It’s Not a Loophole Just Because Democrats Don’t Like It
David Harsanyi /
While peddling the ludicrously named Inflation Reduction Act on CNN this past week, Sen. Joe Manchin claimed that Democrats were merely trying to “close the loopholes and collect the taxes that are owed to the Treasury and the United States people.”
In Washington, a “loophole” is a euphemism for a perfectly legal policy that Democrats have decided they want to regulate or tax. The word “loophole” suggests that some ambiguous wording or omissions in the text of a bill have allowed people to exploit the law. Few of the Democrats’ “loopholes” meet this definition. Indeed, in most cases, the “loopholes” they’re talking about were deliberately written to exist in their present form.
Take the “carried-interest loophole,” which intentionally functions in tax code as a means of incentivizing investment, risk, and “sweat equity”—ownership stakes generated through work rather than just capital investment.
Manchin, D-W.Va., might be looking for ways to raise “revenue” so he can tell constituents his bill won’t add to the deficit. And those who subscribe to zero-sum populist economics might want to punish private equity and redistribute wealth (though the American Investment Council says more than 74% of private equity investment went to small businesses in 2021).
Whatever the case, no matter what Manchin says, none of the new taxes found in the reconciliation bill are now “owed to the Treasury and the United States people.”
That goes for the 15% corporate minimum tax, as well. First off, it needs repeating that corporate taxes are passed on to consumers or employees. Moreover, manufacturing companies, who spend lots on upfront capital investments—not the euphemistic “investments” preferred by politicians when talking about subsidies, but the real kind—are the ones who are going to end up being hurt. (The Tax Foundation says this tax will kill 27,000 jobs.)
The bill Manchin supports will also reinstate the long-expired, failed superfund tax on crude and imported oil, which will also be tacked onto your energy bills. It’s unclear what “loophole” Manchin is claiming the superfund tax is closing.
That said, the “loophole” charade isn’t new. It’s been most effectively deployed in attacking gun rights, which, let’s face it, the left sees as a loophole in the Constitution.
There is no “gun-show loophole,” since the law was written so that only commercial transfers, and not private ones, would require a federal background check. If the Senate rejects your efforts to accommodate your preferred background check policies, as it did in 2013, it’s not a “loophole”—it’s just “the law.”

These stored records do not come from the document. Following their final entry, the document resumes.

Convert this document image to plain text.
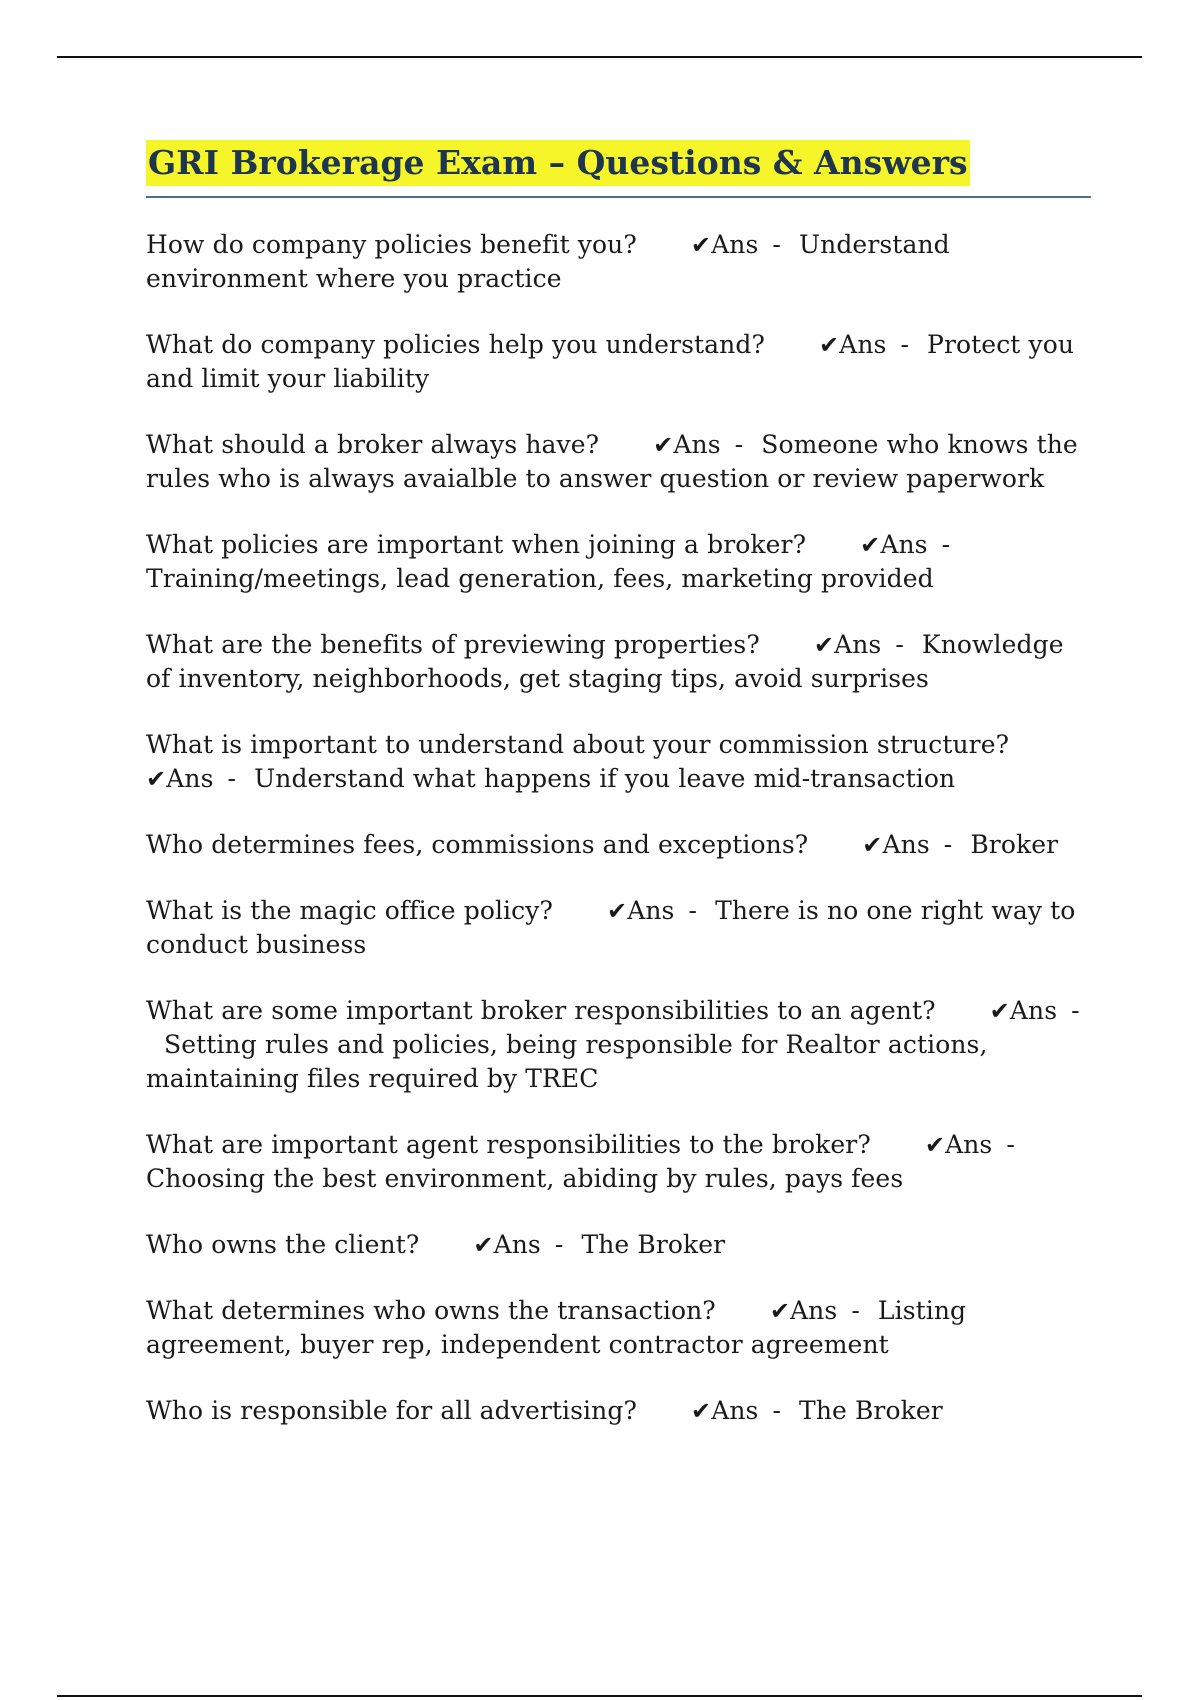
GRI Brokerage Exam – Questions & Answers

How do company policies benefit you? ✔Ans - Understand environment where you practice

What do company policies help you understand? ✔Ans - Protect you and limit your liability

What should a broker always have? ✔Ans - Someone who knows the rules who is always avaialble to answer question or review paperwork

What policies are important when joining a broker? ✔Ans -Training/meetings, lead generation, fees, marketing provided

What are the benefits of previewing properties? ✔Ans - Knowledge of inventory, neighborhoods, get staging tips, avoid surprises

What is important to understand about your commission structure?✔Ans - Understand what happens if you leave mid-transaction

Who determines fees, commissions and exceptions? ✔Ans - Broker

What is the magic office policy? ✔Ans - There is no one right way to conduct business

What are some important broker responsibilities to an agent? ✔Ans -Setting rules and policies, being responsible for Realtor actions, maintaining files required by TREC

What are important agent responsibilities to the broker? ✔Ans -Choosing the best environment, abiding by rules, pays fees

Who owns the client? ✔Ans - The Broker

What determines who owns the transaction? ✔Ans - Listing agreement, buyer rep, independent contractor agreement

Who is responsible for all advertising? ✔Ans - The Broker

There is no “Charleston loophole,” since the shooter didn’t exploit existing law, rather he took advantage of a data entry mistake. The three-day waiting period for background checks was negotiated and then intentionally written into law that way at the time of passage.
And there isn’t any “No-Fly List Gun-Ownership Loophole,” either. There are the Second, Fourth, Fifth, and Sixth amendments of the Constitution.
Framing these debates as a struggle between those who support closing “loopholes” and those who want to keep them, as the media always does, is a way of circumventing debate and advocating for policy. It’s intentional.
After all, the word “loophole” strongly insinuates a policy is unjust. Reporters wouldn’t call laws that legalize abortion into the ninth month of pregnancy—as a number now do—a “viable-baby termination loophole” simply because Republicans say it is.
Now, it’s a senator’s prerogative to vote for a bill that pumps hundreds of billions more into an economy experiencing spiking inflation or raise taxes on consumers, energy producers, and manufacturers during a recession. What he isn’t doing, however, is closing any “loopholes.”